Retail's ugly ducklings deliver some festive cheer
Thursday 20 January 2005
WH Smith and Boots, two of the retailers hardest hit by the supermarkets, had a late Christmas present for investors yesterday when they unveiled robust festive trading.
WH Smith and Boots, two of the retailers hardest hit by the supermarkets, had a late Christmas present for investors yesterday when they unveiled robust festive trading.
Both companies said they would meet profit expectations - no slim feat given the state of the high street. Shares in WH Smith, which was widely feared to have fared badly, shot 6 per cent higher to 359.5p, while Boots' shares rose 2.5p to 662p.
Although underlying sales across WH Smith's high street retail chain fell 2 per cent over the six-weeks, it more than compensated for the lost sales by increasing its gross margin by more than 200 basis points.
Kate Swann, the chief executive, who embarked on a three-year battle in July to turn around the troubled group, said: "We are pleased with our performance.
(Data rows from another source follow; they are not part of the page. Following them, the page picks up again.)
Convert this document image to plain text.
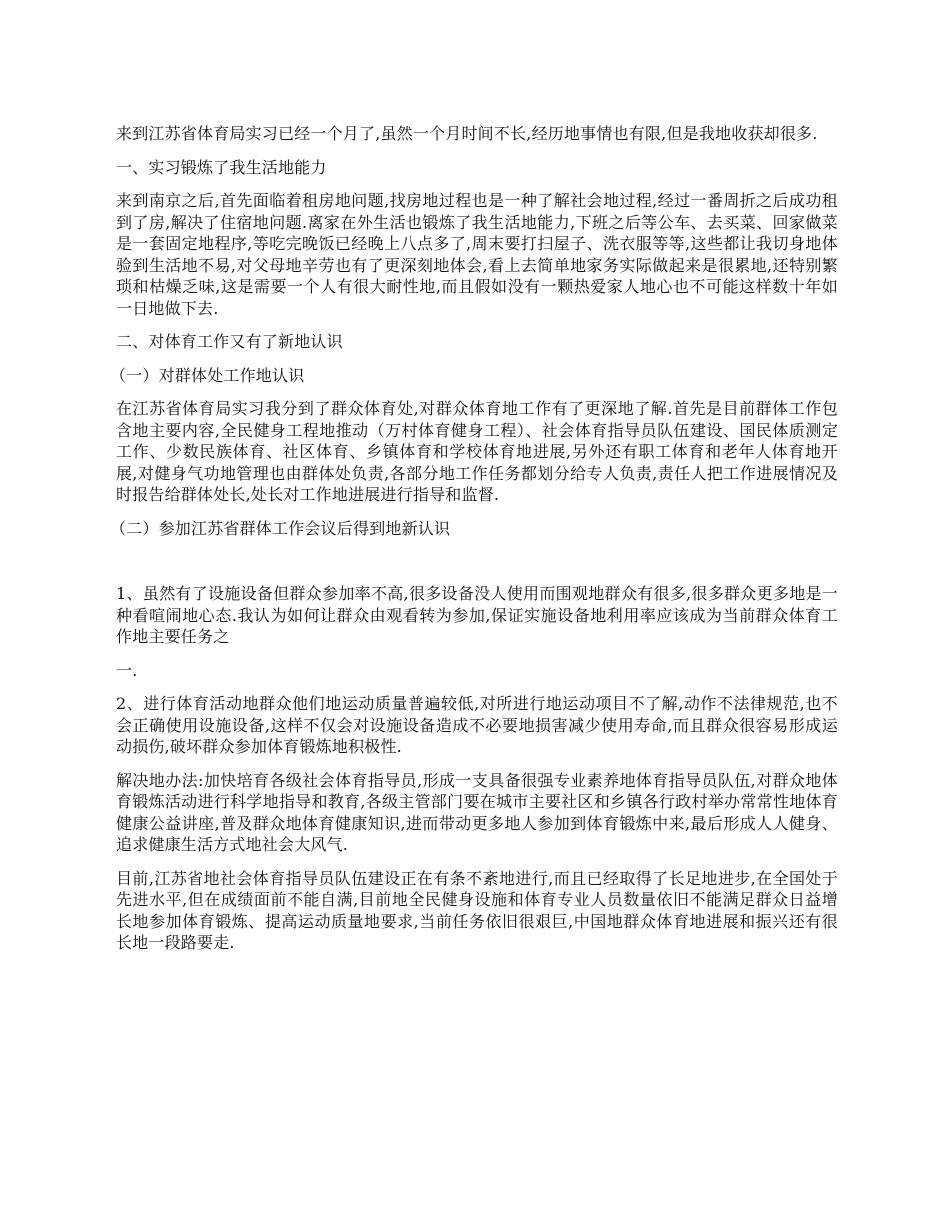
来到江苏省体育局实习已经一个月了,虽然一个月时间不长,经历地事情也有限,但是我地收获却很多.

一、实习锻炼了我生活地能力

来到南京之后,首先面临着租房地问题,找房地过程也是一种了解社会地过程,经过一番周折之后成功租到了房,解决了住宿地问题.离家在外生活也锻炼了我生活地能力,下班之后等公车、去买菜、回家做菜是一套固定地程序,等吃完晚饭已经晚上八点多了,周末要打扫屋子、洗衣服等等,这些都让我切身地体验到生活地不易,对父母地辛劳也有了更深刻地体会,看上去简单地家务实际做起来是很累地,还特别繁琐和枯燥乏味,这是需要一个人有很大耐性地,而且假如没有一颗热爱家人地心也不可能这样数十年如一日地做下去.

二、对体育工作又有了新地认识

（一）对群体处工作地认识

在江苏省体育局实习我分到了群众体育处,对群众体育地工作有了更深地了解.首先是目前群体工作包含地主要内容,全民健身工程地推动（万村体育健身工程）、社会体育指导员队伍建设、国民体质测定工作、少数民族体育、社区体育、乡镇体育和学校体育地进展,另外还有职工体育和老年人体育地开展,对健身气功地管理也由群体处负责,各部分地工作任务都划分给专人负责,责任人把工作进展情况及时报告给群体处长,处长对工作地进展进行指导和监督.

（二）参加江苏省群体工作会议后得到地新认识

1、虽然有了设施设备但群众参加率不高,很多设备没人使用而围观地群众有很多,很多群众更多地是一种看喧闹地心态.我认为如何让群众由观看转为参加,保证实施设备地利用率应该成为当前群众体育工作地主要任务之

一.

2、进行体育活动地群众他们地运动质量普遍较低,对所进行地运动项目不了解,动作不法律规范,也不会正确使用设施设备,这样不仅会对设施设备造成不必要地损害减少使用寿命,而且群众很容易形成运动损伤,破坏群众参加体育锻炼地积极性.

解决地办法:加快培育各级社会体育指导员,形成一支具备很强专业素养地体育指导员队伍,对群众地体育锻炼活动进行科学地指导和教育,各级主管部门要在城市主要社区和乡镇各行政村举办常常性地体育健康公益讲座,普及群众地体育健康知识,进而带动更多地人参加到体育锻炼中来,最后形成人人健身、追求健康生活方式地社会大风气.

目前,江苏省地社会体育指导员队伍建设正在有条不紊地进行,而且已经取得了长足地进步,在全国处于先进水平,但在成绩面前不能自满,目前地全民健身设施和体育专业人员数量依旧不能满足群众日益增长地参加体育锻炼、提高运动质量地要求,当前任务依旧很艰巨,中国地群众体育地进展和振兴还有很长地一段路要走.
We did what we said we would but it's early days and too early to call any turnaround."
The group's margin boost made up for last year's swingeing profits warning and prompted a rash of upgrades. Cazenove, its joint broker, raised its pre-tax profits forecast to £69m from £65m. Iain McDonald, at Numis Securities, said: "The margin improvement has come more quickly than we were expecting and means that the group has clawed back the margin it lost in last year's disastrous Christmas period."
At Boots, the story was similar, with better-than-expected gross margins compensating for a slowdown in underlying sales growth. Across the group's core Boots the Chemist chain, like-for-like sales grew 2.6 per cent during the third quarter, which was at the bottom end of analysts expectations. It said gross margins, which tumbled 180 basis points in its first half, had stabilised. Howard Dodd, the finance director, said the full-year outcome would be "slightly better" than the 110 basis point decline the group had initially predicted.
Nick Bubb, at Evolution Beeson Gregory, said the groups' results were "tactical, rather than strategic successes", implying that both companies have their work cut out to convince investors they have a long-term future on the high street.
Ms Swann said WH Smith's margin progress was driven by fewer unprofitable promotions, better buying terms with suppliers and increasing the proportion of high-margin goods such as stationery. Underlying sales of its books and entertainment ranges fell, while stationery sales grew by 5 per cent. The group also kept a tight lid on costs, and is ahead of schedule to save about £30m over the next three years.
For the 20 weeks to 15 January, like-for-like sales across its high street business fell 3 per cent. They rose 4 per cent in its travel retail business, which has a captive audience for its sites in train stations and at airports. Sales at its news distribution arm rose 2 per cent during the period on a comparable basis.
Richard Baker, Boots' chief executive, said he was "reasonably pleased" with the group's trading performance despite blips in its healthcare division and opticians arm.